Disconcerting Act Foul and Penalty Reclassified [7-1-9 (NEW), 7-1-9 PENALTY (NEW)]
Prior to the 2020 rule change, the rule book said that, "Using disconcerting acts or words prior to the snap in an attempt to interfere with A’s signals or movements"
was an unsportsmanlike foul and was assessed 15 yards. I was the umpire in a playoff game in Commerce with Referee Steve Brennan. The defensive line were making loud vocal sounds as the opposing quarterback was calling his signals. I told the defense after a play early in the game that they would have to stop because Mr. Brennan would not let that fly. The next play they repeated their vocalizations and the offense had a lineman jump into a false start. The false start was penalized, but Steve stepped toward their defense and told them that any future disconcerting acts would be penalized.

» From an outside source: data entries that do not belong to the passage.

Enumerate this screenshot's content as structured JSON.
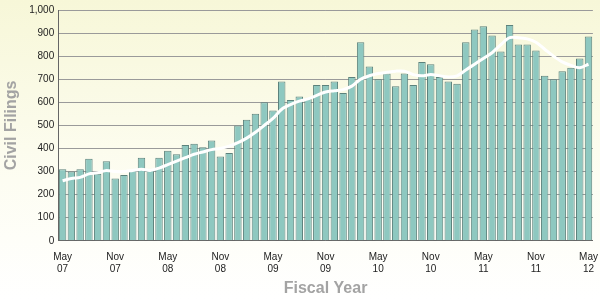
{
  "chart_data": {
    "type": "bar",
    "x_label": "Fiscal Year",
    "y_label": "Civil Filings",
    "categories": [
      "May 07",
      null,
      null,
      null,
      null,
      null,
      "Nov 07",
      null,
      null,
      null,
      null,
      null,
      "May 08",
      null,
      null,
      null,
      null,
      null,
      "Nov 08",
      null,
      null,
      null,
      null,
      null,
      "May 09",
      null,
      null,
      null,
      null,
      null,
      "Nov 09",
      null,
      null,
      null,
      null,
      null,
      "May 10",
      null,
      null,
      null,
      null,
      null,
      "Nov 10",
      null,
      null,
      null,
      null,
      null,
      "May 11",
      null,
      null,
      null,
      null,
      null,
      "Nov 11",
      null,
      null,
      null,
      null,
      null,
      "May 12"
    ],
    "series": [
      {
        "type": "bar",
        "color": "#8ec8c0",
        "values": [
          310,
          300,
          310,
          355,
          290,
          345,
          270,
          285,
          305,
          360,
          310,
          360,
          390,
          375,
          415,
          420,
          405,
          435,
          365,
          380,
          500,
          525,
          550,
          600,
          565,
          690,
          610,
          625,
          615,
          675,
          675,
          690,
          640,
          710,
          860,
          755,
          700,
          725,
          670,
          725,
          675,
          775,
          765,
          710,
          690,
          680,
          860,
          915,
          930,
          890,
          820,
          935,
          850,
          850,
          825,
          715,
          700,
          735,
          750,
          790,
          885
        ]
      },
      {
        "type": "line",
        "color": "#ffffff",
        "values": [
          260,
          270,
          275,
          290,
          295,
          305,
          300,
          300,
          305,
          310,
          305,
          315,
          330,
          345,
          360,
          375,
          385,
          395,
          400,
          410,
          425,
          445,
          470,
          500,
          530,
          570,
          590,
          605,
          615,
          630,
          645,
          650,
          655,
          670,
          700,
          715,
          725,
          730,
          735,
          735,
          720,
          715,
          720,
          715,
          710,
          715,
          740,
          765,
          790,
          815,
          850,
          880,
          880,
          875,
          860,
          830,
          800,
          775,
          760,
          750,
          765
        ]
      }
    ],
    "ylim": [
      0,
      1000
    ],
    "yticks": [
      0,
      100,
      200,
      300,
      400,
      500,
      600,
      700,
      800,
      900,
      {
        "value": 1000,
        "label": "1,000"
      }
    ],
    "grid": true
  }
}
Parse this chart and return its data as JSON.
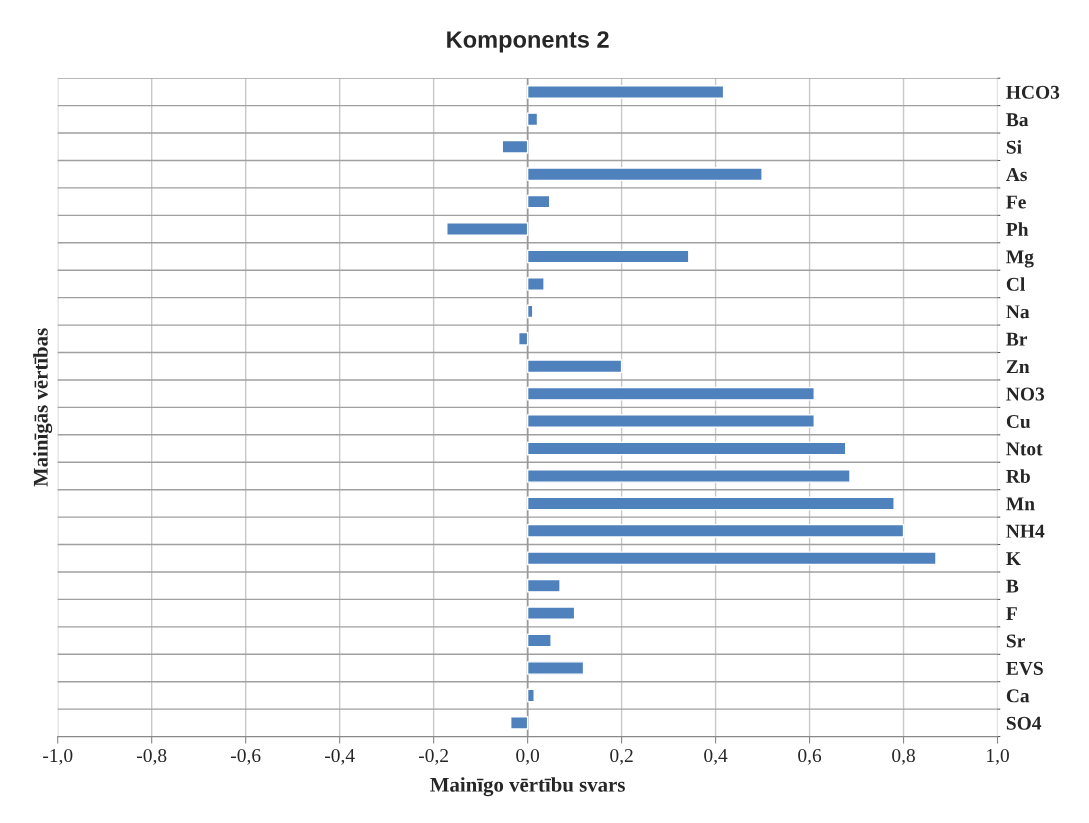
{
  "chart_data": {
    "type": "bar",
    "orientation": "horizontal",
    "title": "Komponents 2",
    "xlabel": "Mainīgo vērtību svars",
    "ylabel": "Mainīgās vērtības",
    "categories": [
      "HCO3",
      "Ba",
      "Si",
      "As",
      "Fe",
      "Ph",
      "Mg",
      "Cl",
      "Na",
      "Br",
      "Zn",
      "NO3",
      "Cu",
      "Ntot",
      "Rb",
      "Mn",
      "NH4",
      "K",
      "B",
      "F",
      "Sr",
      "EVS",
      "Ca",
      "SO4"
    ],
    "values": [
      0.417,
      0.021,
      -0.054,
      0.499,
      0.047,
      -0.172,
      0.343,
      0.035,
      0.011,
      -0.019,
      0.2,
      0.61,
      0.61,
      0.677,
      0.686,
      0.78,
      0.8,
      0.869,
      0.069,
      0.1,
      0.05,
      0.119,
      0.014,
      -0.036
    ],
    "color": "#4f81bd",
    "xlim": [
      -1,
      1
    ],
    "xticks": [
      {
        "value": -1,
        "label": "-1,0"
      },
      {
        "value": -0.8,
        "label": "-0,8"
      },
      {
        "value": -0.6,
        "label": "-0,6"
      },
      {
        "value": -0.4,
        "label": "-0,4"
      },
      {
        "value": -0.2,
        "label": "-0,2"
      },
      {
        "value": 0,
        "label": "0,0"
      },
      {
        "value": 0.2,
        "label": "0,2"
      },
      {
        "value": 0.4,
        "label": "0,4"
      },
      {
        "value": 0.6,
        "label": "0,6"
      },
      {
        "value": 0.8,
        "label": "0,8"
      },
      {
        "value": 1,
        "label": "1,0"
      }
    ],
    "grid": true,
    "legend": false
  }
}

The players were absolutely livid, but they stopped doing it.
I don't remember if it was at halftime or after the game but the home team coach, whose team had been given the warning, uttered one of the more cliche coaching statements of all time. "We've been doing that all year and no other crew penalized it." Why weren't other crews penalizing it? Can we arbitrarily disregard a rule because we think its silly? The National Federation of High Schools concluded that officials weren't making the call because it was a 15 yard penalty and an unsportsmanlike foul to boot. As of 2020, disconcerting acts or words by the defense has been reclassified from a unsportsmanlike foul to a disconcerting act foul, and the penalty changed from 15 yards to 5 yards.